Antonio Ruberti (January 24, 1927 – September 4, 2000) was an Italian politician and engineer. He was a member of the Italian Government and a European Commissioner as well as a Professor of engineering at La Sapienza University.
Thomas Kailath (born June 7, 1935 in Pune, India) is an Indian electrical engineer, information theorist, control engineer, entrepreneur and the Hitachi America Professor of Engineering, Emeritus, at Stanford University. Professor Kailath has authored several books, including the well-known book Linear Systems, which ranks as one of the most referenced books in the field of linear systems. Kailath is listed as an ISI highly cited researcher.
Edward John Routh FRS (20 January 1831–7 June 1907), was an English mathematician, noted as the outstanding coach of students preparing for the Mathematical Tripos examination of the University of Cambridge in its heyday in the middle of the nineteenth century. He also did much to systematise the mathematical theory of mechanics and created several ideas critical to the development of modern control systems theory.
Nikolay Nikolaevich Bogolyubov was a Russian and Ukrainian Soviet mathematician and theoretical physicist known for a significant contribution to quantum field theory, classical and quantum statistical mechanics, and to the theory of dynamical systems; a recipient of the Dirac Prize (1992).

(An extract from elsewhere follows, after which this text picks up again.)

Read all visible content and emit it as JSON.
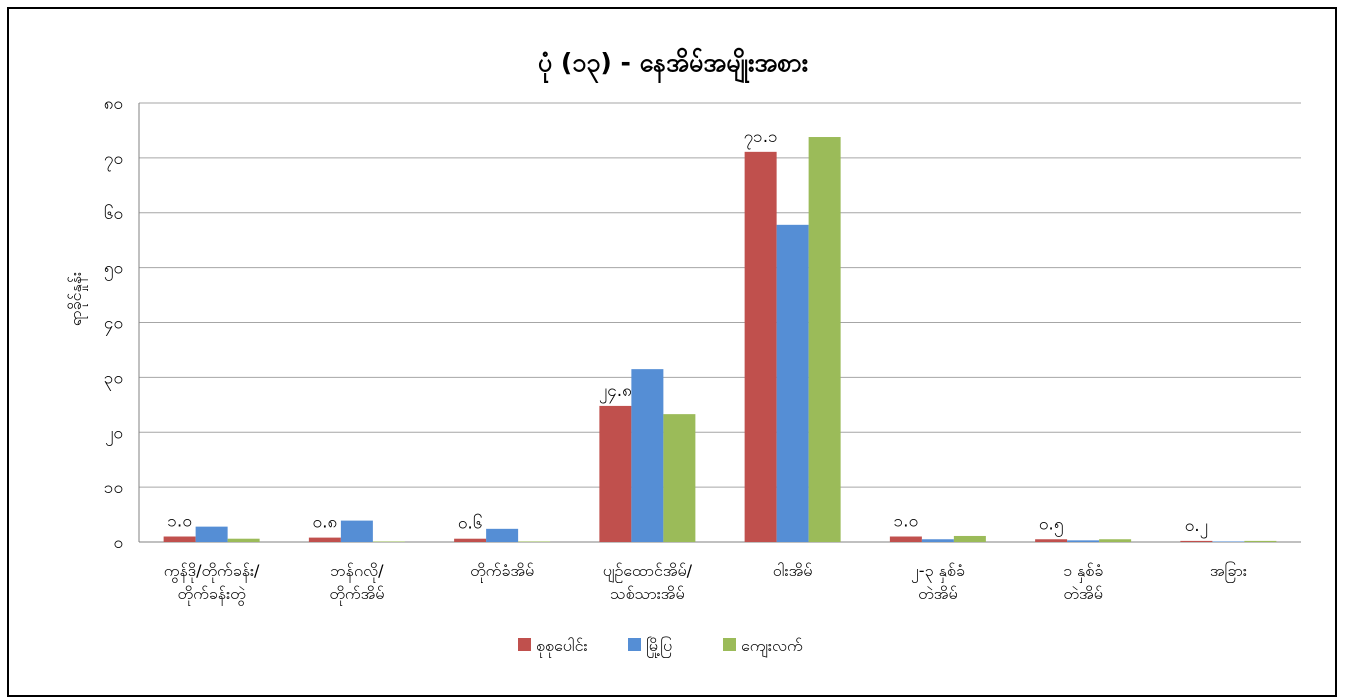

Steve Ciarcia is an embedded control systems engineer. He became popular through his Ciarcia's Circuit Cellar column in BYTE magazine, and later through the Circuit Cellar magazine that he published. He is also the author of "Build Your Own Z80 Computer" book, edited back in 1981 and "Take My Computer... Please!" book, published in 1978. In december 2009 Steve Ciarcia announced that for the American market a strategic cooperation would be entered between Elektor and his Circuit Cellar magazine
Vasile Mihai Popov (born 1928) is a leading systems theorist and control engineering specialist. He is well known for having developed a method to analyze stability of nonlinear dynamical systems, now known as Popov criterion.
Hendrik Wade Bode, (24 December 1905 – 21 June 1982) was an American engineer, researcher, inventor, author and scientist, of Dutch ancestry. As a pioneer of modern control theory and electronic telecommunications he revolutionized both the content and methodology of his chosen fields of research. In addition, his research impacted many other engineering disciplines and laid the foundation for a diverse array of modern innovations such as computers, robots and mobile phones among others.
Eliahu Ibraham Jury is an American engineer, born in Baghdad, Iraq. He received his Doctor of Engineering Science degree from Columbia University of New York in 1953. He was professor of Electrical Engineering at the University of California, Berkeley, and the University of Miami. He developed the advanced Z-transform, used in digital control systems and signal processing.
Petar V. Kokotovic (born 1936) is a Serbian scientist, who is professor in the Department of Engineering at the University of California Santa Barbara, USA. He has made contributions in the areas of adaptive control, singular perturbation techniques, and nonlinear control.